Appellant contends that a contract existed by reason of the fact that it was the custom in the area where the lease was made for lessors to pay for insurance premiums when the lessees failed to do so. Appellant does not tell us, however, how such a custom brings into existence the elements essential to the formation of a contract. For example, before there could be a contract between appellee and appellant as to the payment of insurance premiums, it would be essential that the parties had manifested their mutual assent to the formation of the contract by acts that were intentionally done.[4] The existence of the custom relied upon by appellant in no way establishes the doing of any such acts, and therefore has no bearing whatever on the requirement of mutual assent. Appellant's only authority for the proposition it urges here is our decision in Spenard Plumbing & Heating Co. v. Wright.[5] That case is inapposite. There an offer had been made to construct a building and the custom referred to in the case dealt with the mode of accepting such offer. Here the elements of offer and acceptance are not involved.

*82 Appellant next contends that appellee wrongfully terminated the lease with Johnson and that this resulted in appellee becoming liable to appellant for the unpaid insurance premiums.

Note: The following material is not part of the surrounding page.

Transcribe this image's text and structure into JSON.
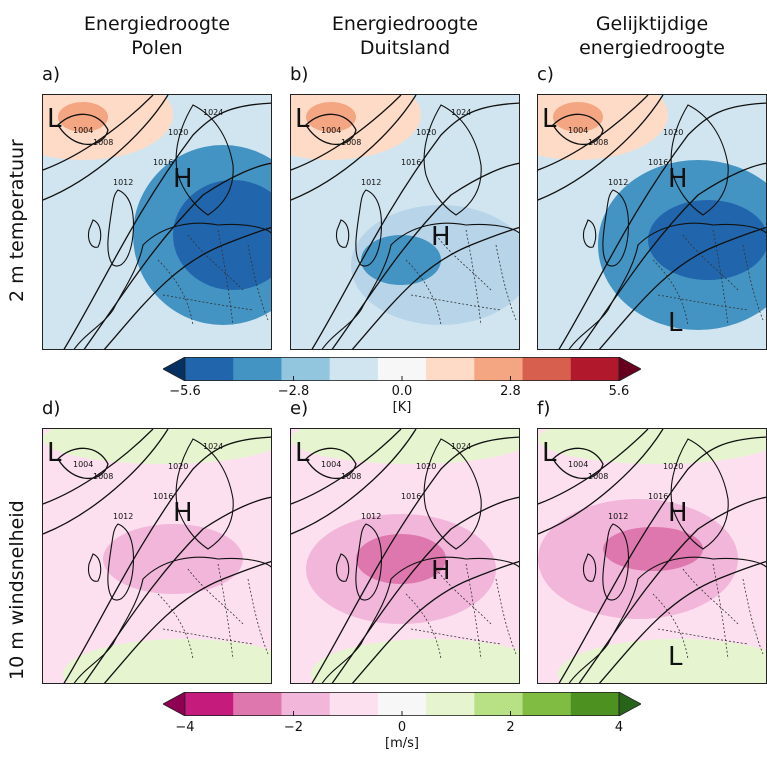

The basis for this contention is appellant's theory that since the lease required the purchase of insurance, it was obvious that appellee and Johnson intended that the benefit of premium payments would accrue to the chosen insurer (which happened to turn out to be appellant), thus making appellant a third party creditor beneficiary to the lease contract. Appellee's wrongful termination of the lease, appellant argues, wrongfully deprived appellant of the premium payments to which it was entitled by destroying Johnson's means of income with which to pay the premiums.

Appellant's contention is untenable. The lease required only that Johnson purchase insurance protection for the benefit of appellee. There is no evidence that the parties to the lease either intended or contemplated that one purpose of the lease would be to benefit a third party. Appellant was not a third party creditor beneficiary to the lease contract.[6] Appellant was at best an incidental beneficiary and as such can claim no damage from the alleged breach of the contract.[7]

Appellant's final point is that the lower court erred in granting appellee's motion for summary judgment because the affidavits submitted by each party showed factual issues to exist as to the questions of custom, implied contract and breach of the lease contract.

Summary judgment may be granted when it is shown that there is no genuine issue as to any material fact.[8] Under the view we have taken of this case, it is apparent that the alleged factual issues are not material to a proper disposition of this controversy. Summary judgment was properly granted.

The judgment is affirmed.

NOTES

[1] Northern Assur. Co. v. Goelet, 69 App. Div. 108, 74 N.Y.Supp. 553 (1902); Wharen v. Markle Banking & Trust Co., 145 Pa.Super. 99, 20 A.2d 885, 887 (1941).

[2] Restatement, Contracts § 1 (1932) defines a contract as follows:

"A contract is a promise or a set of promises for the breach of which the law gives a remedy, or the performance of which the law in some way recognizes as a duty."

[3] Restatement, Contracts § 5 (1932) provides:

"Except as stated in § 72(2), a promise in a contract must be stated in such words either oral or written, or must be inferred wholly or partly from such conduct, as justifies the promisee in understanding that the promisor intended to make a promise."

[4] Restatement, Contracts § 20 (1932) provides:

"A manifestation of mutual assent by the parties to an informal contract is essential to its formation and the acts by which such assent is manifested must be done with the intent to do those acts. * * *"

[5] 370 P.2d 519, 523-524 (Alaska 1962).

[6] 2 Williston, Contracts § 356A (3d ed. 1959); Restatement, Contracts § 133 (1932). See United States v. Aleutian Homes, 193 F. Supp. 571, 576 (D.Alaska 1961).

[7] Restatement, Contracts § 147 (1932); 2 Williston, Contracts §§ 402-403 (3d ed. 1959); Henry C. Smither Roofing Co. v. Helen Realty Co., 90 Ind. App. 52, 168 N.E. 44 (1929).

[8] Civ.R. 56; Ransom v. Haner, 362 P.2d 282, 289-290 (Alaska 1961).